I said I did. And that to remind me of it now was a joke in very questionable taste.
He said, "You never really knew the joke. I kept it from you most carefully. That little orgy of ours had just about cleared me out and the half-crown was my last half-crown. I had to go without any dinner for three days."
I mumbled something about his not meaning it.
He said, "Of course I meant it. Why, my dear chap, that's the joke!"
He stood there in the doorway, rocking with laughter.
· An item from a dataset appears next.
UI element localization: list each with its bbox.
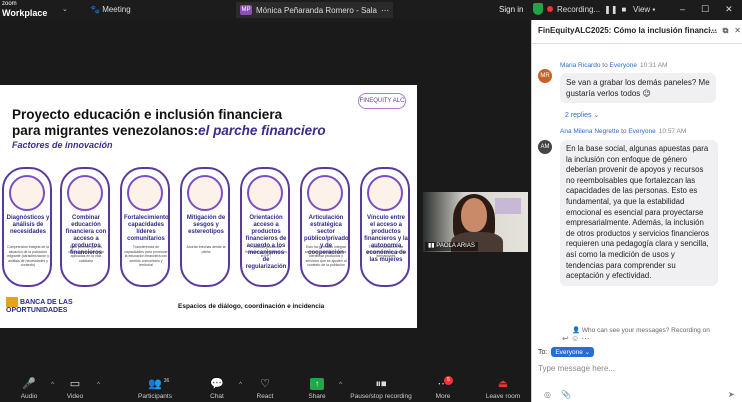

Then he saw our faces.
"I say, I wouldn't have told you if I'd thought it would harrow you like that. Thought you'd think it funny. It is funny."
I said, "No, my dear fellow, it's just missed being funny."
I put my hand on his shoulder and pushed him from the room. (I had seen Viola's face and I didn't want him to see it.) I led him gently downstairs with a hand still on his shoulder. He was a little grieved at giving pain when he had hoped to give pleasure.
At the bottom of the stairs he turned and looked at me with his ungovernable twinkle. "It was funny," he said. "But it wasn't half so funny, Furnival, as your face."
I found Viola sitting at my writing-table, with her arms flung out over it and her head bowed on them. And she was crying—crying with little soft sobs. I've said that I didn't think she could do it. And I didn't. She wasn't the sort that cries. I'm convinced she hadn't cried like this for years, perhaps never since she was a child.